Do dental hygienists ever get cavities? Do accountants ever get audited? Do off-duty highway patrolmen ever get stopped for speeding?
And speaking of speeding, will it go better for you if, when you’re pulled over, you remember to use your blinker?
When sports fans talk about their favorite professional sports team, why do they say “we?” Does cursing the officials and punching the couch cushions make you a member of the team?
If pork is the other white meat, why is ham pink?
When the media announces that some important person is leaving their job for other opportunities, why don’t they tell us what those opportunities are? I want to know. And when they say they’re leaving to spend more time with their family, why don’t they tell us how the family feels about it?
If they can make a self-cleaning oven, why can’t they make a self-cleaning refrigerator?

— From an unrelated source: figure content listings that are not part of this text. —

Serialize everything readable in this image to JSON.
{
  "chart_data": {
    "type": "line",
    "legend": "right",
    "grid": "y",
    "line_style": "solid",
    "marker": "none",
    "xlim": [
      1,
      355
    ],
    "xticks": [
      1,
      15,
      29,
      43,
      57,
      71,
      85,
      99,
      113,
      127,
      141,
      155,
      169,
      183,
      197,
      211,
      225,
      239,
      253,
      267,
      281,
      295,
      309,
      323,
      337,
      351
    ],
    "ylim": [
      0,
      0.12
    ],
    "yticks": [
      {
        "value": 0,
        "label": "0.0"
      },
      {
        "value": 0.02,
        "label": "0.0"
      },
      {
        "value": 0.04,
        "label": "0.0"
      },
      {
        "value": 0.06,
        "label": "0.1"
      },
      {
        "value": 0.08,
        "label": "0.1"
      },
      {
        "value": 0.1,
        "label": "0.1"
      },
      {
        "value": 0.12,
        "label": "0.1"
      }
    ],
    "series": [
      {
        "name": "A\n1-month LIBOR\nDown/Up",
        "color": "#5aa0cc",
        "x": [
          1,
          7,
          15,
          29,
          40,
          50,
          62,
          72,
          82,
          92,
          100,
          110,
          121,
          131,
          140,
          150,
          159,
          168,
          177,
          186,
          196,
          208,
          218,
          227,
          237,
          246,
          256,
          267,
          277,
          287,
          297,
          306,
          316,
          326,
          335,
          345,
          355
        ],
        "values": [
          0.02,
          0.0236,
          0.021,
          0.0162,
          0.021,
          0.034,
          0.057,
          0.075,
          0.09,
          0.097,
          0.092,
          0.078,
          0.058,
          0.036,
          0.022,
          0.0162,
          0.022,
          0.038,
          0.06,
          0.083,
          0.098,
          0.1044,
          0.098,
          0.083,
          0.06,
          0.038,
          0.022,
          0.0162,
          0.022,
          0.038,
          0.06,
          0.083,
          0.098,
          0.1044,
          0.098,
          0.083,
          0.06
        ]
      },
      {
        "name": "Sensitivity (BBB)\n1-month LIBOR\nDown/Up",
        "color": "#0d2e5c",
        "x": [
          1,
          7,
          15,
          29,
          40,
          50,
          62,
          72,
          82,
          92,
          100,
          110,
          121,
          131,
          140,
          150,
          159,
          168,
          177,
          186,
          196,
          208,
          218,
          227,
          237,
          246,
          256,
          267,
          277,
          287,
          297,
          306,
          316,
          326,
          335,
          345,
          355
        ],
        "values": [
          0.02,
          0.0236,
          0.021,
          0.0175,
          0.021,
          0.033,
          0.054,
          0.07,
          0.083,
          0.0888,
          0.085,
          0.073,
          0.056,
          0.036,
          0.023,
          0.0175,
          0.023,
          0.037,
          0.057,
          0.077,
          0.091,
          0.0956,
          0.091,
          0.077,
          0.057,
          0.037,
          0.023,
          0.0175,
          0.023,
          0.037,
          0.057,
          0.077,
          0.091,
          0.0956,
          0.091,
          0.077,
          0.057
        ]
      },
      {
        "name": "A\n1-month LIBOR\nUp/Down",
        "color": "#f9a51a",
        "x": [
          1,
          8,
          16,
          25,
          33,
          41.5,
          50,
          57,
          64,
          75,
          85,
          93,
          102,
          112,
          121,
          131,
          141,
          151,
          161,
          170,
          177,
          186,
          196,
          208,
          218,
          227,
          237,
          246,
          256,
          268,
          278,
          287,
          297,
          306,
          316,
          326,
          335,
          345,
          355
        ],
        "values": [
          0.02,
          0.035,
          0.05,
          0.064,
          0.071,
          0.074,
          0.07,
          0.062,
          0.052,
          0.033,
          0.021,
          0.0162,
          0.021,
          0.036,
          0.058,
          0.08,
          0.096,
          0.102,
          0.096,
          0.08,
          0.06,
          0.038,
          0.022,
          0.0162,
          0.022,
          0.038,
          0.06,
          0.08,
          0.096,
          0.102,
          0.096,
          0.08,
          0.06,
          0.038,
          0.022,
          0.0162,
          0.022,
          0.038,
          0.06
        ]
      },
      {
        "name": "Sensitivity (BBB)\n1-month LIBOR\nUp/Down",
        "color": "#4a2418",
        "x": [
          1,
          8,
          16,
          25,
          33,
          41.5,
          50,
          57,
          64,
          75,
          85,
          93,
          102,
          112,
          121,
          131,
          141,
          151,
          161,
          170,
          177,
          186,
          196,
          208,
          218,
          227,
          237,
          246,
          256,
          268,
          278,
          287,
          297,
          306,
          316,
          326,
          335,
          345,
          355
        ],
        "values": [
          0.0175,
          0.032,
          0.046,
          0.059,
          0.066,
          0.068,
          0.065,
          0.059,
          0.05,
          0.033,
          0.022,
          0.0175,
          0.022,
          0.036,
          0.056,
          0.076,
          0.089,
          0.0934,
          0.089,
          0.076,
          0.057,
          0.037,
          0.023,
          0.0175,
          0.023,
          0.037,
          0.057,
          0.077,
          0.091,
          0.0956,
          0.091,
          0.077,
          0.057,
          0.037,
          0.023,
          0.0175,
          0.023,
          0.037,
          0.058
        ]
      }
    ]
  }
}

And a self-cleaning shower? And a self-cleaning toilet? And a self-shoveling driveway? And a self-mowing lawn? Is that asking too much?
Why don’t the kinks you make in your hair with your curling iron last as long as the ones you make when you take a ten-minute nap?
Is it bad to wear night cream during the day?
Why has there been a sudden rash of e-mail from people desperately needing to get millions of dollars out of their countries and wanting me to help them do it? Do I look gullible? Don’t answer that.
And speaking of that, why is it called spam instead of something more appropriate, like electronic cow manure or e-poo?
Why do advertisers show skinny models eating fatty foods? Is that the only time the poor things get to eat?
How do people live in the same house for years and not know where the Kleenex and paper towels are stored? And how does someone who can go through a roll of paper towels in three days do without them indefinitely until mom finally breaks down and goes to the basement for more?
Why don’t snorers wake themselves up like they do everybody else?
Why do baseball players have to spit so much? Do they have more saliva than the rest of us do?
Why does it take longer to clean up a mess than it does to make it?
Why do socks work on either foot, but shoes don’t?
And speaking of socks, if I’m going to lose at least two every time I do the laundry, why can’t they be from the same pair?
Why is it a “pair of pants” rather than a pant with a pair of legs? It’s a shirt with a pair of sleeves, isn’t it?
And finally, there really are dumb questions, aren’t there?